For very large datasets, be aware that window functions may require the database to materialize the sorted partition in memory. If the partition exceeds work_mem (PostgreSQL) or the equivalent sort buffer, the database will spill to disk, which dramatically slows the query. Increasing the sort buffer for a specific query session or rewriting with batched CTEs can help for extremely large datasets.
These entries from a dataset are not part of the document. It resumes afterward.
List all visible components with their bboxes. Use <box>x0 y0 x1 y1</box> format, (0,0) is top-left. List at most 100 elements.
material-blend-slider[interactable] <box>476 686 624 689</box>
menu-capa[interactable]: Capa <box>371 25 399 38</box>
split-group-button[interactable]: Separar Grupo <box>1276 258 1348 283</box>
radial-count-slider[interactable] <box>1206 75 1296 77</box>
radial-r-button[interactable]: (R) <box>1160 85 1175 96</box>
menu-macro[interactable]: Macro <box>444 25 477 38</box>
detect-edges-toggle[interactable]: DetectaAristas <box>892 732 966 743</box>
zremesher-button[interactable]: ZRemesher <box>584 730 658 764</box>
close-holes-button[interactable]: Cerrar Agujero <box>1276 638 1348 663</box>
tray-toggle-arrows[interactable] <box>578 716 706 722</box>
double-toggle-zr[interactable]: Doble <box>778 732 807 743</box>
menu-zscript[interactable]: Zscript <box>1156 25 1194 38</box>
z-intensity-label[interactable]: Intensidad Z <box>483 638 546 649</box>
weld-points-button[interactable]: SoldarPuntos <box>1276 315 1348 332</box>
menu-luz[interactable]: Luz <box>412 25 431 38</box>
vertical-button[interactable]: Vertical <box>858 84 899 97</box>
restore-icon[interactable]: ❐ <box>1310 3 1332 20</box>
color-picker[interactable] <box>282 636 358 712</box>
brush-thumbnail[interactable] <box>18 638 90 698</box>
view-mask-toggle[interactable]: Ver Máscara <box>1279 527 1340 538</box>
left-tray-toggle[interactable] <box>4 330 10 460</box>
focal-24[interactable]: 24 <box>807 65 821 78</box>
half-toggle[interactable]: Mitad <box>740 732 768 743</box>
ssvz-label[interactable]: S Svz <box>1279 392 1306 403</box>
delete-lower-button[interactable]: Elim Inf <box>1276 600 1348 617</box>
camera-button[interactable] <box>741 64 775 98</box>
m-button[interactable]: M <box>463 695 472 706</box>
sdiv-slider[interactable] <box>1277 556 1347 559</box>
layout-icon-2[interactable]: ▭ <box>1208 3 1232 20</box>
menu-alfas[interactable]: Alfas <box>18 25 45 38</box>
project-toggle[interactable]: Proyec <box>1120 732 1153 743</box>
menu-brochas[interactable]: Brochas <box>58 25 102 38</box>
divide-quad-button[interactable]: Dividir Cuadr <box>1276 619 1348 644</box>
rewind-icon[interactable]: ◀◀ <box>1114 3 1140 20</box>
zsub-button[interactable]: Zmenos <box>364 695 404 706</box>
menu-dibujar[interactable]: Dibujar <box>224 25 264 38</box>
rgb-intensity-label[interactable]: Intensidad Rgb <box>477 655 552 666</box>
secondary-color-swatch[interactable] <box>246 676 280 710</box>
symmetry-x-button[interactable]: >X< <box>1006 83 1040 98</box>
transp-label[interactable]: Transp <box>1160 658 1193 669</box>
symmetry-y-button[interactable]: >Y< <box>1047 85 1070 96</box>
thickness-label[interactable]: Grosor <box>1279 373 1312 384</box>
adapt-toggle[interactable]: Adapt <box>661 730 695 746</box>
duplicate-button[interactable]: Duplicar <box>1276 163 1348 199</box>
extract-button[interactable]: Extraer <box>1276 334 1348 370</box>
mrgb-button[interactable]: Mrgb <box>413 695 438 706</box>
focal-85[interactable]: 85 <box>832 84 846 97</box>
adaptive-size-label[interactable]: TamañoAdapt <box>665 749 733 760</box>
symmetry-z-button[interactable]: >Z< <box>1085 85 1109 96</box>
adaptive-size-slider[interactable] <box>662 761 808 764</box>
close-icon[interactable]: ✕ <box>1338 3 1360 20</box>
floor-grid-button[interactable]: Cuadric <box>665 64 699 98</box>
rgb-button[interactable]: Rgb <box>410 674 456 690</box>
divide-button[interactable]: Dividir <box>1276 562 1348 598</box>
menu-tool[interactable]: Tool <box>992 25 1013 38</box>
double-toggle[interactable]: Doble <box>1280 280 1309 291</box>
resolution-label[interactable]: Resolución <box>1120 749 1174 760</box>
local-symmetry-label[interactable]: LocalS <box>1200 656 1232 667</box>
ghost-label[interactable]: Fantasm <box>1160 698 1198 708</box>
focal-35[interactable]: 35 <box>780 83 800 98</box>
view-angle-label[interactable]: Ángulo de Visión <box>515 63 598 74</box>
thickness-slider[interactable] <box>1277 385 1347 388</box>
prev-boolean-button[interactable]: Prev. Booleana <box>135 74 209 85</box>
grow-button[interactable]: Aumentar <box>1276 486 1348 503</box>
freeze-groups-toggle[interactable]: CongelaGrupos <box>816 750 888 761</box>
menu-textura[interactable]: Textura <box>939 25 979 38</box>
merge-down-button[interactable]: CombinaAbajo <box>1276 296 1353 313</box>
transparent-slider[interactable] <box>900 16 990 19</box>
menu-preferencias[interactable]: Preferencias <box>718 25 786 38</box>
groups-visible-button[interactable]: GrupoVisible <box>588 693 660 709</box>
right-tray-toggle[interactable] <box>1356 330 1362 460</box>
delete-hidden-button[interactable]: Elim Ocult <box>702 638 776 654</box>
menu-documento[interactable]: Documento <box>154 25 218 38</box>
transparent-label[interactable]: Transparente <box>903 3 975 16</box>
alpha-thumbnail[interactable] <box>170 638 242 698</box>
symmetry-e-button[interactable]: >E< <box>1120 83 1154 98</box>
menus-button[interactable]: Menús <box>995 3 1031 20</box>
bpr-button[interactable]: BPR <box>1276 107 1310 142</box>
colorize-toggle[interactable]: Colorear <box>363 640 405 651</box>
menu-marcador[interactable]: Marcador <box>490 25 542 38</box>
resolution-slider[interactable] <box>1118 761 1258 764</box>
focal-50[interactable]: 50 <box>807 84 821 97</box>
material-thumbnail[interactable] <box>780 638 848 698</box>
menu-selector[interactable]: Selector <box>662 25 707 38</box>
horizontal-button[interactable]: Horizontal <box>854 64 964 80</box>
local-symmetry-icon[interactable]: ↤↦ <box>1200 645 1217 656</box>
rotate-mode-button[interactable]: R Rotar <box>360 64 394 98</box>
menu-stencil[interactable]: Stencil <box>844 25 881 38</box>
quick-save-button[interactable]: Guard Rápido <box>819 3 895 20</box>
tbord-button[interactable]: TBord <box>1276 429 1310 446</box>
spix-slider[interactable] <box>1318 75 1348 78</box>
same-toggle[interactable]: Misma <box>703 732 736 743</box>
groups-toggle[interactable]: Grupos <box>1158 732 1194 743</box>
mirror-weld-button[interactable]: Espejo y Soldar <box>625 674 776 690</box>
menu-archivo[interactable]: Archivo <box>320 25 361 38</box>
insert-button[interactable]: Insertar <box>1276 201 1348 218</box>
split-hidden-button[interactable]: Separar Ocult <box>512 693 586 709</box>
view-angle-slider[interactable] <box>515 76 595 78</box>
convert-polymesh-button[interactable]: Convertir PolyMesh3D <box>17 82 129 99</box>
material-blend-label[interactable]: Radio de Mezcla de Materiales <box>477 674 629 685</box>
Finally, avoid computing the same window expression multiple times in a single query. The optimizer may not deduplicate them. Use a CTE or a subquery to compute the window once, then reference the result:

SQL — avoid recomputing the same window

-- Less efficient: same window computed twice (optimizer may not deduplicate)
SELECT
    amount / SUM(amount) OVER (PARTITION BY department) AS pct,
    amount - AVG(amount) OVER (PARTITION BY department) AS vs_avg
FROM sales;

-- More explicit: compute in a subquery, reuse the column aliases
SELECT
    amount / dept_total AS pct,
    amount - dept_avg   AS vs_avg
FROM (
    SELECT
        amount,
        SUM(amount) OVER (PARTITION BY department) AS dept_total,
        AVG(amount) OVER (PARTITION BY department) AS dept_avg
    FROM sales
) sub;

Frequently Asked Questions

What is the difference between GROUP BY and window functions?: GROUP BY collapses multiple rows into one row per group, discarding the individual row data. Window functions compute a value for each row using data from a defined set of rows (the window), while keeping every original row in the result. You lose individual rows with GROUP BY; window functions preserve all rows alongside their computed values.
What is the difference between RANK and DENSE_RANK?: Both assign rank numbers based on ORDER BY within a window. RANK skips numbers after ties — if two rows tie for rank 2, the next rank is 4. DENSE_RANK never skips — if two rows tie for rank 2, the next rank is 3. Use DENSE_RANK when you need consecutive rank numbers (e.g., "top 3 categories"); use RANK when the gap matters for reporting actual position.
Can I use window functions in a WHERE clause?: No. Window functions execute after WHERE, GROUP BY, and HAVING. You cannot filter on a window function result in WHERE. To filter by a window function output, wrap the query in a CTE or subquery and apply the WHERE condition in the outer query. This is the standard pattern for "top N per group" queries.
Which databases support window functions?: All major relational databases support window functions: PostgreSQL (since 8.4, 2008), SQL Server (since 2005), Oracle (since 8i), MySQL (since 8.0, 2018), MariaDB (since 10.2, 2017), SQLite (since 3.25.0, 2018), and DB2. The core syntax (OVER, PARTITION BY, ORDER BY, ROW_NUMBER, RANK, LAG, LEAD) is identical across all of them. Frame clause syntax differs slightly between vendors.